Phosphorylation is the most well studied post-translational modification with regulatory function. It can induce changes in protein activity, provide docking sites for protein-protein interaction or induce changes in subcellular location. Thus, modification-dependent changes in protein abundance, activity and subsequent modification-dependent protein-protein interactions are important features in signalling networks. NO3- transporters were in the past shown to be subject to protein phosphorylation, and especially for NRT1.1 the role of protein phosphorylation in switching of transport affinity has been well described. Also for ammonium transporters, a phosphorylation-dependent activation/inactivation mechanism was elucidated in recent years. Therefore, a particular focus of this project is to study the role of protein phosphorylation for the regulation of the major nitrate transporter NRT2.1.

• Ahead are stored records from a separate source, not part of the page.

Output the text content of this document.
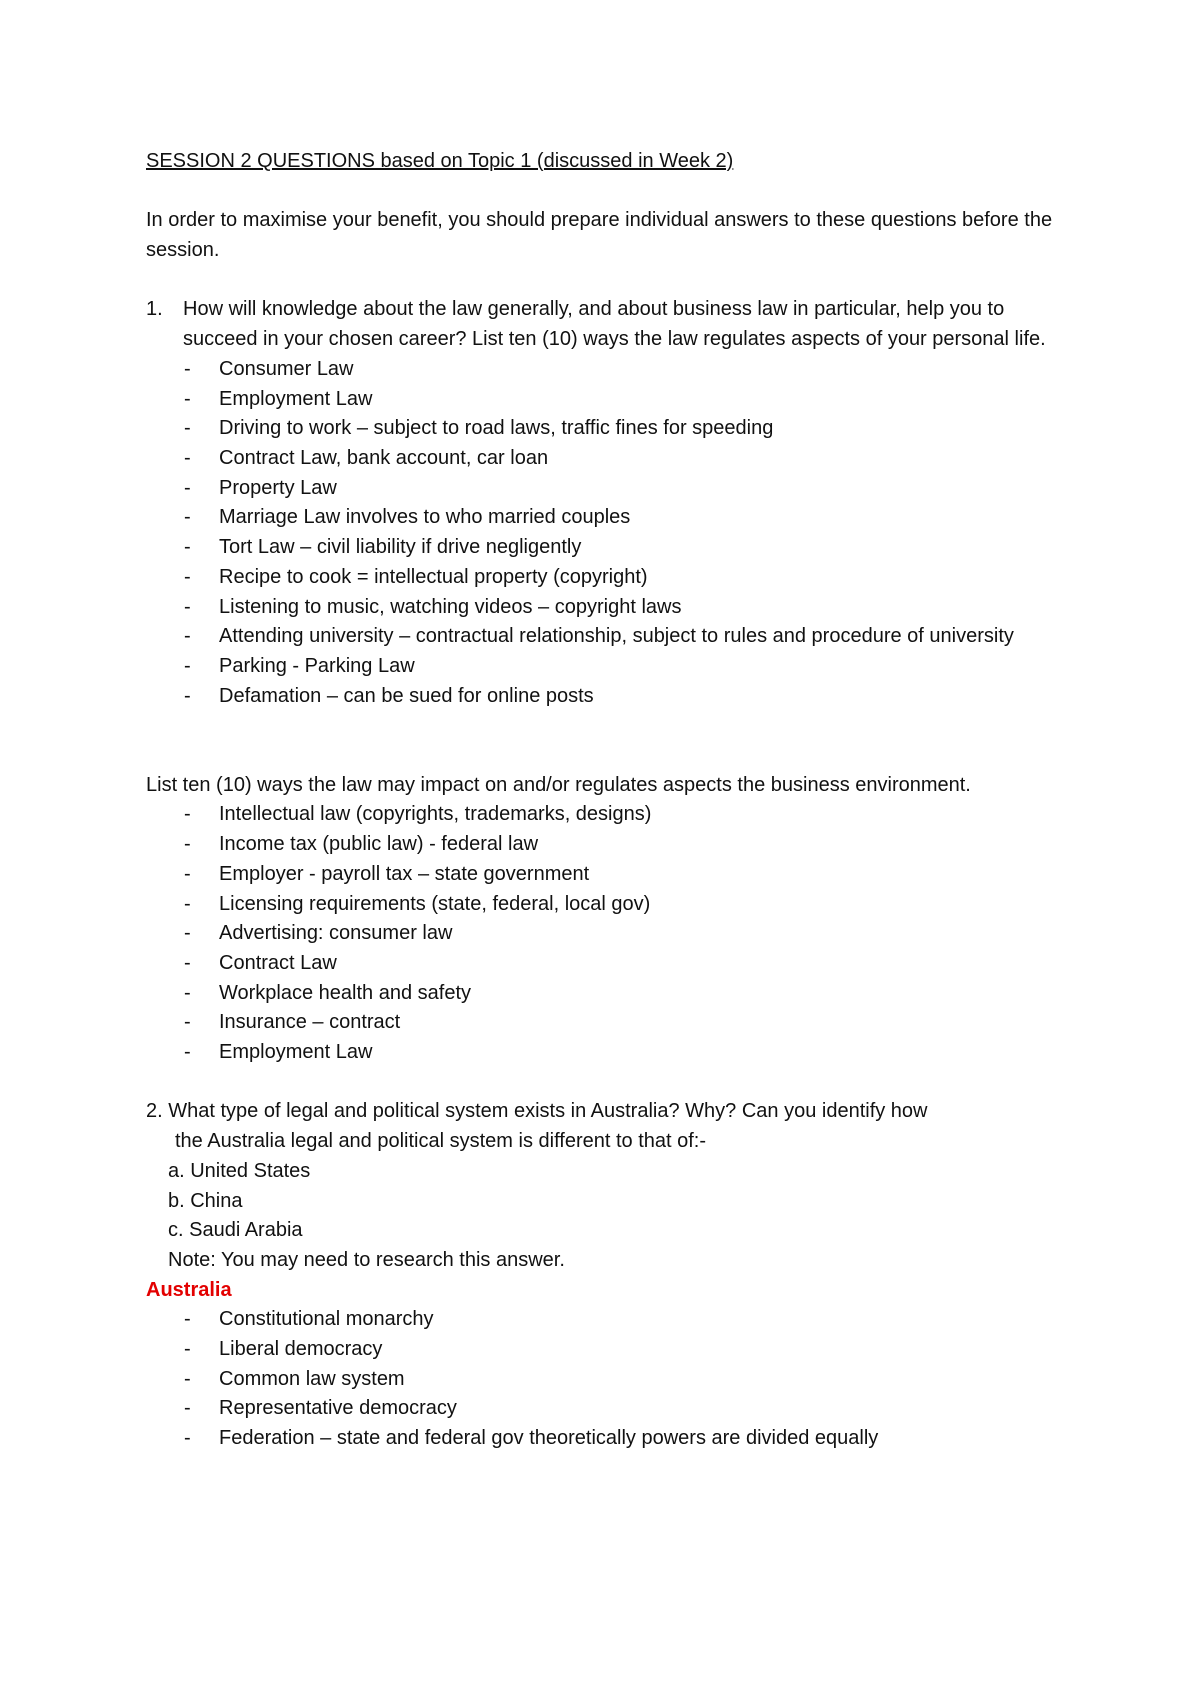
SESSION 2 QUESTIONS based on Topic 1 (discussed in Week 2)

In order to maximise your benefit, you should prepare individual answers to these questions before the session.

1. How will knowledge about the law generally, and about business law in particular, help you to succeed in your chosen career? List ten (10) ways the law regulates aspects of your personal life.
- Consumer Law
- Employment Law
- Driving to work – subject to road laws, traffic fines for speeding
- Contract Law, bank account, car loan
- Property Law
- Marriage Law involves to who married couples
- Tort Law – civil liability if drive negligently
- Recipe to cook = intellectual property (copyright)
- Listening to music, watching videos – copyright laws
- Attending university – contractual relationship, subject to rules and procedure of university
- Parking - Parking Law
- Defamation – can be sued for online posts

List ten (10) ways the law may impact on and/or regulates aspects the business environment.

- Intellectual law (copyrights, trademarks, designs)
- Income tax (public law) - federal law
- Employer - payroll tax – state government
- Licensing requirements (state, federal, local gov)
- Advertising: consumer law
- Contract Law
- Workplace health and safety
- Insurance – contract
- Employment Law

2. What type of legal and political system exists in Australia? Why? Can you identify how

the Australia legal and political system is different to that of:-

a. United States
b. China
c. Saudi Arabia
Note: You may need to research this answer.
Australia
- Constitutional monarchy
- Liberal democracy
- Common law system
- Representative democracy
- Federation – state and federal gov theoretically powers are divided equally
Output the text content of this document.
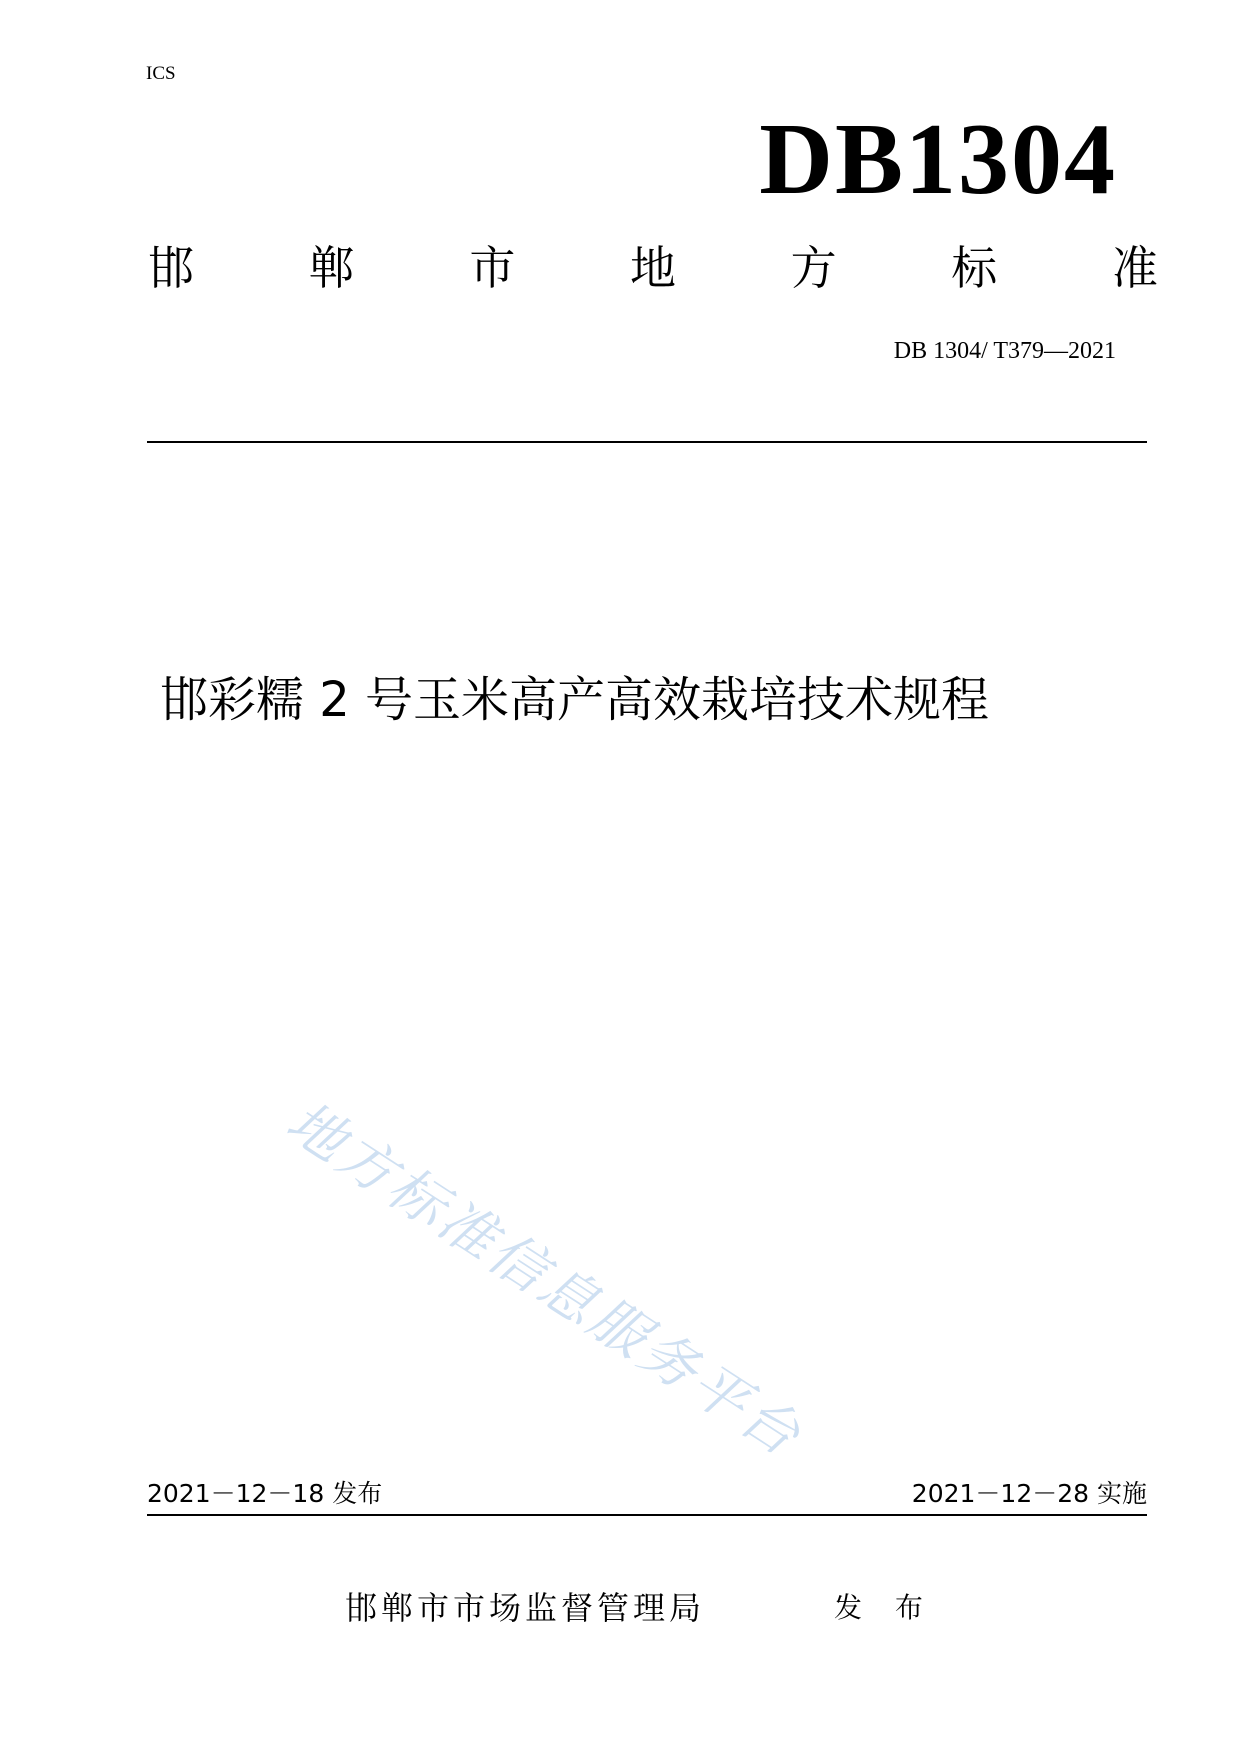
ICS
DB1304
邯 郸 市 地 方 标 准
DB 1304/ T379—2021
邯彩糯 2 号玉米高产高效栽培技术规程
地方标准信息服务平台
2021－12－18 发布	2021－12－28 实施
邯郸市市场监督管理局	发 布
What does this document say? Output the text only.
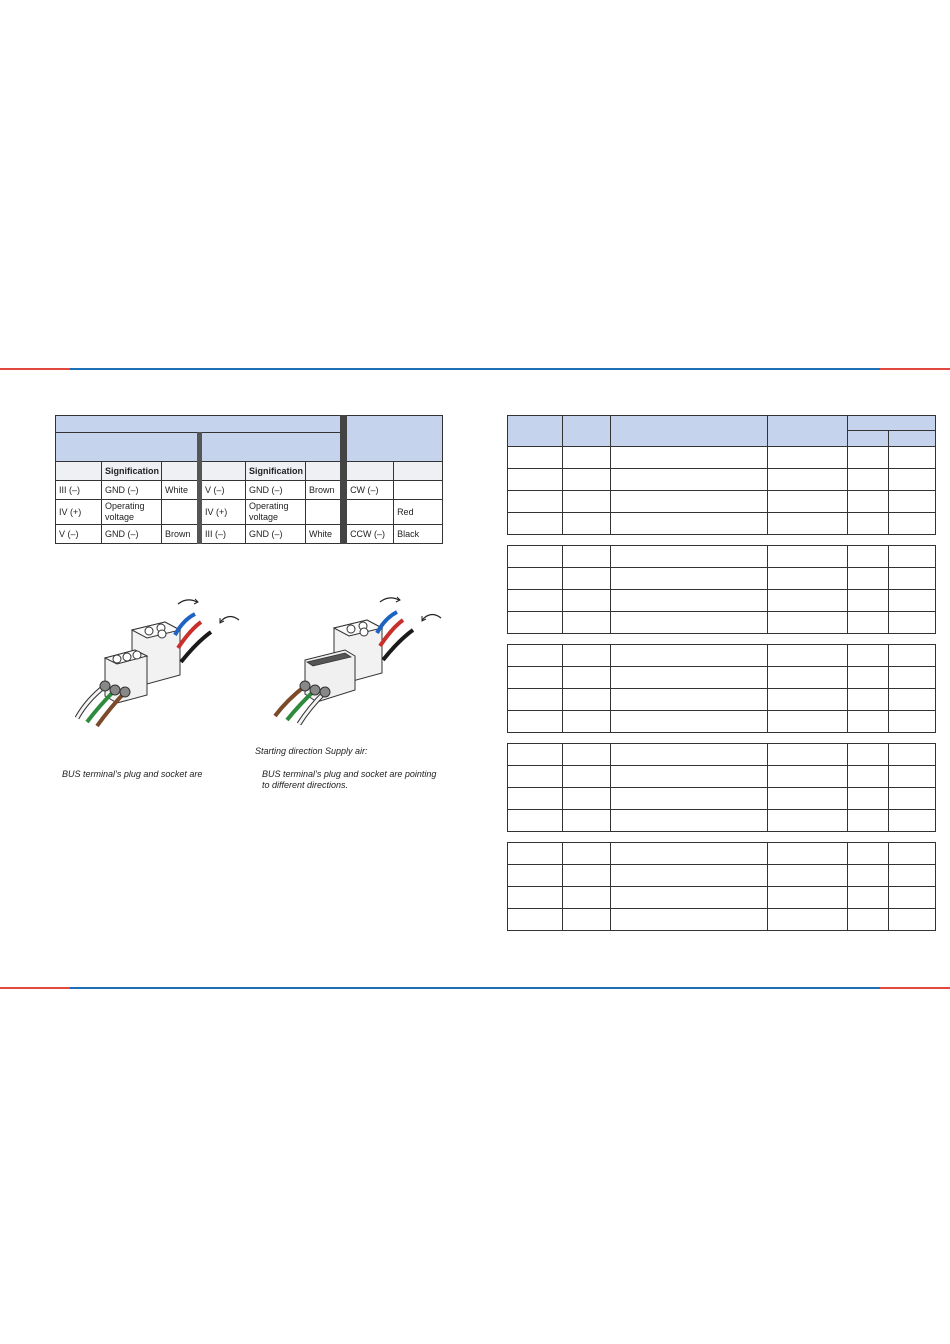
	Signification			Signification			
III (–)	GND (–)	White	V (–)	GND (–)	Brown	CW (–)	
IV (+)	Operating voltage		IV (+)	Operating voltage			Red
V (–)	GND (–)	Brown	III (–)	GND (–)	White	CCW (–)	Black
Starting direction Supply air:
BUS terminal’s plug and socket are	BUS terminal’s plug and socket are pointing to different directions.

Therefore, the scientific aim of this collaborative project is (i) to characterize the condition-dependent phosphorylation of target proteins related to N metabolism in response to C and N availability. It will involve both the identification novel C/N regulated proteins as well as the specific characterisation of the role of the known NRT2.1 phosphorylation sites in the regulation of root NO3- uptake, (ii) finding candidate protein kinases and phosphatases using both NRT2.1 and selected N-metabolism related proteins as targets and (iii) characterising in planta the impact of the interesting protein kinases and phosphatases on the phosphorylation of NRT2.1 and selected N metabolism related proteins and the regulation of root NO3-uptake. We will also start to investigate the proteins interacting with the selected protein kinases and phosphatases as baits. We are convinced that with the complementary expertise of both partner groups and with a clear focus on NRT2.1 regulation at the protein level, we will gain novel valuable insights into a crucial plant function, namely the regulation of N uptake.